По своим меркам сейчас Сим был ровесником пятнадцатилетнего Ивана. Алёна с раннего детства воспитывалась старшей сестрой покойной матери – Верховной жрицей Лимпы. Полтора года назад после смерти тётки девочка вернулась в отчий дом. С Симом она уживались плохо. Впрочем, Алёна почти со всеми уживалась плохо. Из Храма Самура Вседержителя девчонку выперли как раз за эту особенность её характера. Она терпеть не могла нынешнюю Верховную жрицу – Лазорю и всё её окружение. Узнав, что свита Лазори направляется по той же дороге, что и они, Алёна сказала лишь одно:

– И тут она мне поперёк пути!

А шли Алёна, Иван и Сим в Краспов Низ на самый большой летний торг в Самуровом княжестве. Туда же вёл караван и купец Яровит. Туда же направлялась и Лазоря со своей свитой. Лазоря ехала на торг, чтобы покупать, Яровит, чтобы и продавать, и покупать, Алёна с Иваном шли только продавать. Продавать Сима. В прошлом году за много тысяч вёрст отсюда они уже проделали это. Денег, вырученных тогда, им хватило на год безбедной жизни. Год назад Сим был котёнком, и цена его была ниже нынешней в три раза. На будущий год кот станет взрослым, и будет стоить три, а то и четыре геммы (без учёта инфляции). Только этот факт и спасал хвостатого бродягу от Алёниной расправы по десть раз на дню, а иногда и по двадцать. Никто из ныне живущих не знал, откуда эти звери пришли в Симское царство*. Внешне похожие на обычных кошек, симосиды были в три-четыре раз крупнее самого крупного кота. Два кота и три кошки, вошедшие как-то в славный город Сим через Северные ворота, навсегда остались в городе: в немногочисленных своих потомках, принадлежащих лишь царской семье, на городском гербе и в благодарной памяти гордых смуглых жителей Сима.

Много веков назад загадочная кошачья семья спасла Сим от нашествия пустынных змееголовов. Эти мелкие юркие твари долгое время считались вымершими. Кочевники изредка находили их кости и черепа, иссушенные  безжалостным пустынным солнцем. Чёрные знахари пустыни Шакрид, владеющие страшными знаниями оживления усопших, наложения вековых проклятий и заговоров, способных извести большую часть рода людского, давали за кости змееголова большие деньги. Потому что даже мёртвая частица этой жуткой твари обладала мощной разрушительной силой.

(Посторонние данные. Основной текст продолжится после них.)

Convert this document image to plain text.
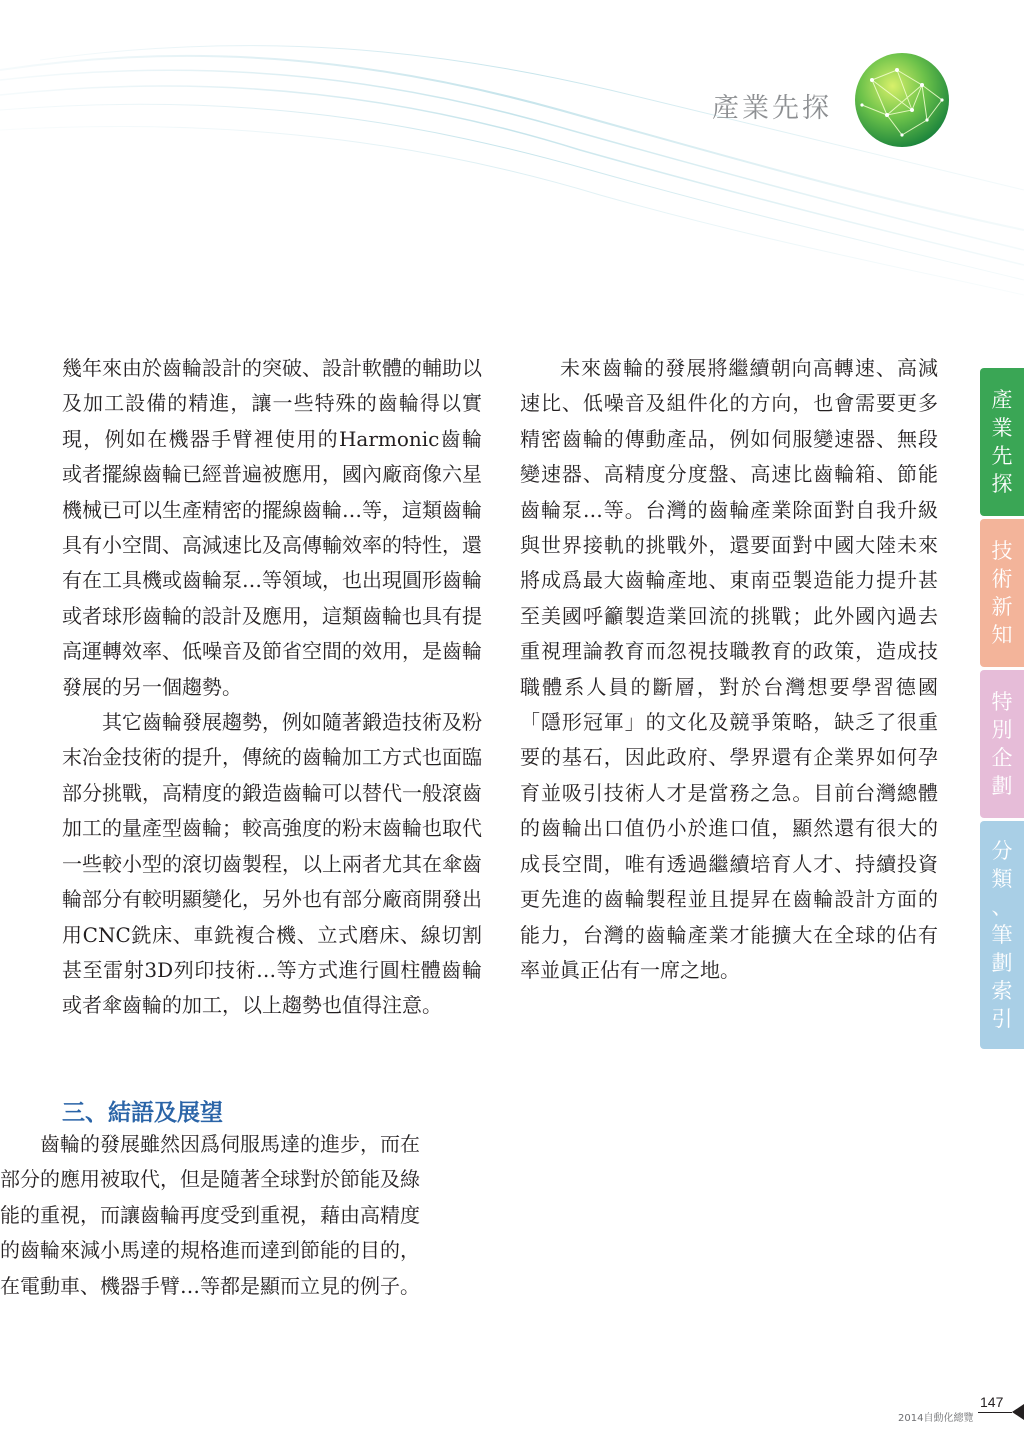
產業先探

幾年來由於齒輪設計的突破、設計軟體的輔助以及加工設備的精進，讓一些特殊的齒輪得以實現，例如在機器手臂裡使用的Harmonic齒輪或者擺線齒輪已經普遍被應用，國內廠商像六星機械已可以生產精密的擺線齒輪…等，這類齒輪具有小空間、高減速比及高傳輸效率的特性，還有在工具機或齒輪泵…等領域，也出現圓形齒輪或者球形齒輪的設計及應用，這類齒輪也具有提高運轉效率、低噪音及節省空間的效用，是齒輪發展的另一個趨勢。

其它齒輪發展趨勢，例如隨著鍛造技術及粉末冶金技術的提升，傳統的齒輪加工方式也面臨部分挑戰，高精度的鍛造齒輪可以替代一般滾齒加工的量產型齒輪；較高強度的粉末齒輪也取代一些較小型的滾切齒製程，以上兩者尤其在傘齒輪部分有較明顯變化，另外也有部分廠商開發出用CNC銑床、車銑複合機、立式磨床、線切割甚至雷射3D列印技術…等方式進行圓柱體齒輪或者傘齒輪的加工，以上趨勢也值得注意。

三、結語及展望

齒輪的發展雖然因爲伺服馬達的進步，而在部分的應用被取代，但是隨著全球對於節能及綠能的重視，而讓齒輪再度受到重視，藉由高精度的齒輪來減小馬達的規格進而達到節能的目的，在電動車、機器手臂…等都是顯而立見的例子。

未來齒輪的發展將繼續朝向高轉速、高減速比、低噪音及組件化的方向，也會需要更多精密齒輪的傳動產品，例如伺服變速器、無段變速器、高精度分度盤、高速比齒輪箱、節能齒輪泵…等。台灣的齒輪產業除面對自我升級與世界接軌的挑戰外，還要面對中國大陸未來將成爲最大齒輪產地、東南亞製造能力提升甚至美國呼籲製造業回流的挑戰；此外國內過去重視理論教育而忽視技職教育的政策，造成技職體系人員的斷層，對於台灣想要學習德國「隱形冠軍」的文化及競爭策略，缺乏了很重要的基石，因此政府、學界還有企業界如何孕育並吸引技術人才是當務之急。目前台灣總體的齒輪出口值仍小於進口值，顯然還有很大的成長空間，唯有透過繼續培育人才、持續投資更先進的齒輪製程並且提昇在齒輪設計方面的能力，台灣的齒輪產業才能擴大在全球的佔有率並眞正佔有一席之地。

產
業
先
探
技
術
新
知
特
別
企
劃
分
類
、
筆
劃
索
引
2014自動化總覽
147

И в самых заветных мечтах своих не смели представить Шакридские  колдуны, чтобы добыть живого змееголова. Никому из тогда живущих не ведомо было, существуют ли до сих пор кланы этих жутких созданий. Ибо никто из встретившихся с ними никогда уже не смог рассказать об этой встрече. В силу знания редких тайн о земных недрах, водных глубинах и поверхностях твёрдых, зыбких и топких доподлинно известно, что тогда ещё, несколько сот лет назад, в природе хоть и крайне редко, но встречались отдельные особи проклятой породы. Сейчас же они вымерли полностью, и память о них канула в веках. Лишь на самой протяжённой Базарной стене города Сима сохранились выцветшие фрески, во всех подробностях запечатлевшие легендарную битву безымянной кошачьей семьи с адскими исчадиями.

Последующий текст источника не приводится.